The Art of the Possible

Politics is sometimes described as the ‘art of the possible’, implying that making some progress is better than stalemate or insisting on an ideal solution that will never see the light of day. While it is easy to be cynical about politics I feel that business leaders can usefully apply some of the approaches used by the best politicians to build consensus for change in their businesses. The points that occur to me are :

  1. Play the long game. Have a clear vision of where you want to go but recognise that you may need to get there in steps. So develop a vision not only of the end game but of interim milestones.
  2. Timing is everything. Proposing a new direction only makes sense when others are ready to follow. The best politicians instinctively know when to act and when to hold off until the timing is right.
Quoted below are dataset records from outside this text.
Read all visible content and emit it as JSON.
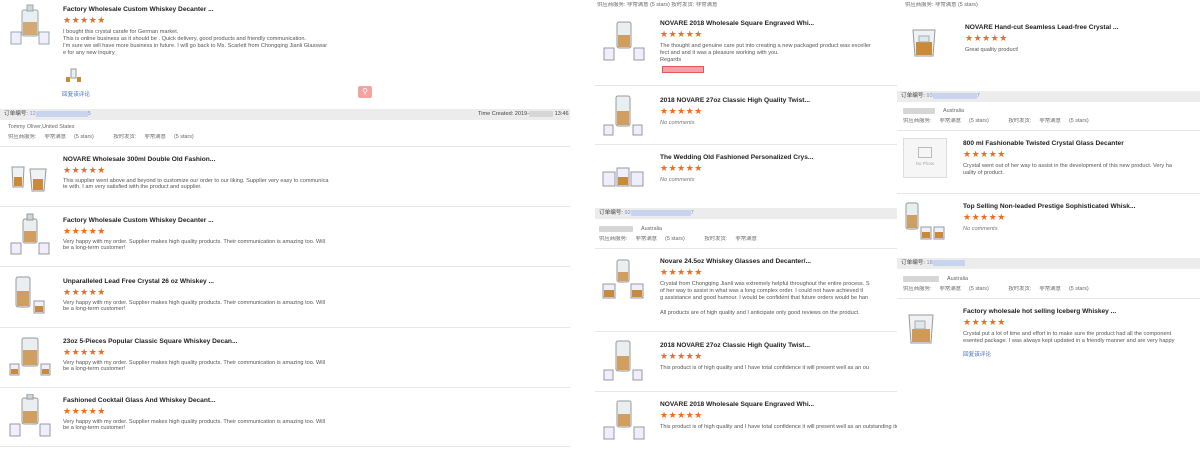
{
  "colors": {
    "star": "#f26a1b",
    "link": "#3a6bc9",
    "order_bar": "#ececec"
  },
  "ui": {
    "stars": "★★★★★",
    "no_comments": "No comments",
    "reply_link": "回复该评论",
    "order_label": "订单编号:",
    "supplier_service": "供应商服务:",
    "on_time_delivery": "按时发货:",
    "very_satisfied": "非常满意",
    "five_stars": "(5 stars)",
    "time_created": "Time Created: 2019-",
    "time_suffix": "13:46",
    "no_photo": "No Photo",
    "search_icon": "search-icon"
  },
  "left": {
    "top_review": {
      "title": "Factory Wholesale Custom Whiskey Decanter ...",
      "lines": [
        "I bought this crystal carafe for German market.",
        "This is online business as it should be . Quick delivery, good products and friendly communication.",
        "I'm sure we will have more business in future. I will go back to Ms. Scarlett from Chongqing Jianli Glasswar",
        "e for any new inquiry"
      ]
    },
    "order": {
      "number_prefix": "12",
      "number_suffix": "5",
      "buyer": "Tommy Oliver,United States"
    },
    "reviews": [
      {
        "title": "NOVARE Wholesale 300ml Double Old Fashion...",
        "lines": [
          "This supplier went above and beyond to customize our order to our liking. Supplier very easy to communica",
          "te with. I am very satisfied with the product and supplier."
        ]
      },
      {
        "title": "Factory Wholesale Custom Whiskey Decanter ...",
        "lines": [
          "Very happy with my order. Supplier makes high quality products. Their communication is amazing too. Will",
          "be a long-term customer!"
        ]
      },
      {
        "title": "Unparalleled Lead Free Crystal 26 oz Whiskey ...",
        "lines": [
          "Very happy with my order. Supplier makes high quality products. Their communication is amazing too. Will",
          "be a long-term customer!"
        ]
      },
      {
        "title": "23oz 5-Pieces Popular Classic Square Whiskey Decan...",
        "lines": [
          "Very happy with my order. Supplier makes high quality products. Their communication is amazing too. Will",
          "be a long-term customer!"
        ]
      },
      {
        "title": "Fashioned Cocktail Glass And Whiskey Decant...",
        "lines": [
          "Very happy with my order. Supplier makes high quality products. Their communication is amazing too. Will",
          "be a long-term customer!"
        ]
      }
    ]
  },
  "middle": {
    "header_meta": "供应商服务:    非常满意      (5 stars)        按时发货:    非常满意",
    "reviews_top": [
      {
        "title": "NOVARE 2018 Wholesale Square Engraved Whi...",
        "lines": [
          "The thought and genuine care put into creating a new packaged product was exceller",
          "fect and and it was a pleasure working with you.",
          "Regards"
        ]
      },
      {
        "title": "2018 NOVARE 27oz Classic High Quality Twist...",
        "lines": []
      },
      {
        "title": "The Wedding Old Fashioned Personalized Crys...",
        "lines": []
      }
    ],
    "order": {
      "number_prefix": "92",
      "number_suffix": "7",
      "buyer": "Australia"
    },
    "reviews_bottom": [
      {
        "title": "Novare 24.5oz Whiskey Glasses and Decanter/...",
        "lines": [
          "Crystal from Chongqing Jianli was extremely helpful throughout the entire process. S",
          "of her way to assist in what was a long complex order. I could not have achieved tl",
          "g assistance and good humour. I would be confident that future orders would be han",
          "",
          "All products are of high quality and I anticipate only good reviews on the product."
        ]
      },
      {
        "title": "2018 NOVARE 27oz Classic High Quality Twist...",
        "lines": [
          "This product is of high quality and I have total confidence it will present well as an ou"
        ]
      },
      {
        "title": "NOVARE 2018 Wholesale Square Engraved Whi...",
        "lines": [
          "This product is of high quality and I have total confidence it will present well as an outstanding item"
        ]
      }
    ]
  },
  "right": {
    "header_meta": "供应商服务:    非常满意      (5 stars)",
    "top_review": {
      "title": "NOVARE Hand-cut Seamless Lead-free Crystal ...",
      "lines": [
        "Great quality product!"
      ]
    },
    "order1": {
      "number_prefix": "93",
      "number_suffix": "7",
      "buyer": "Australia"
    },
    "order1_reviews": [
      {
        "title": "800 ml Fashionable Twisted Crystal Glass Decanter",
        "lines": [
          "Crystal went out of her way to assist in the development of this new product. Very ha",
          "uality of product."
        ]
      },
      {
        "title": "Top Selling Non-leaded Prestige Sophisticated Whisk...",
        "lines": []
      }
    ],
    "order2": {
      "number_prefix": "18",
      "number_suffix": "",
      "buyer": "Australia"
    },
    "order2_review": {
      "title": "Factory wholesale hot selling Iceberg Whiskey ...",
      "lines": [
        "Crystal put a lot of time and effort in to make sure the product had all the component",
        "esented package. I was always kept updated in a friendly manner and are very happy"
      ]
    }
  }
}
  3. Be principled.  Know what you stand for and be consistent with these values, otherwise you will lose respect from those whom you are seeking to influence.
  4. Know your constituents and consult widely. Take the time to build relationships with those whose support you will need, and invest in getting to know the perspective of different ‘interest groups’. Before taking a decision it is important to take on board the perspectives of difference camps (functional areas in a business context) and why they think the way they do. Even in a crisis, where time is limited, every effort should be made to consult as widely as possible.
  5. Be prepared to do a deal. Compromise in order to move in the direction of achieving important end goals is better than no progress. However, before agreeing to a compromise position be satisfied that it does not materially impact on your long term vision – good compromises remain directionally aligned to the ultimate vision and specific end goals.
  6. Honour your commitments. Negotiate hard but when the deal is done be as good as your word.
  7. Be courageous and take calculated risks. All initiatives that prove to be ‘game changers’ involve  risk. Bold initiatives are often needed to break an impasse or create new opportunities.
  8. Know when to cut your losses. Public representatives are well known for making ‘U turns’ if past decisions turn out to be mistakes or if the timing proves to be wrong. If it is appropriate to reverse or modify an existing decision, the sooner the better to limit damage to your reputation.
  9. You can’t please all the people. It is important to build consensus to get momentum behind an initiative, but not everyone is going to be supportive. Politicians and business leaders need to have ‘thick skins’ as almost every decision will have its critics.
  10. Act decisively. When a decision is taken act decisively and quickly to implement the decision. To do otherwise will only encourage ongoing objections from dissenters. If you have had an inclusive decision making process you have the right to expect everyone to pull in the same direction at the implementation stage.
  11. Communicate clearly but temper your language. Be measured in what you say and how you say it and take the time to demonstrate that you fully understand the dimensions of the situation, but always communicate clearly why you have decided to take a certain course.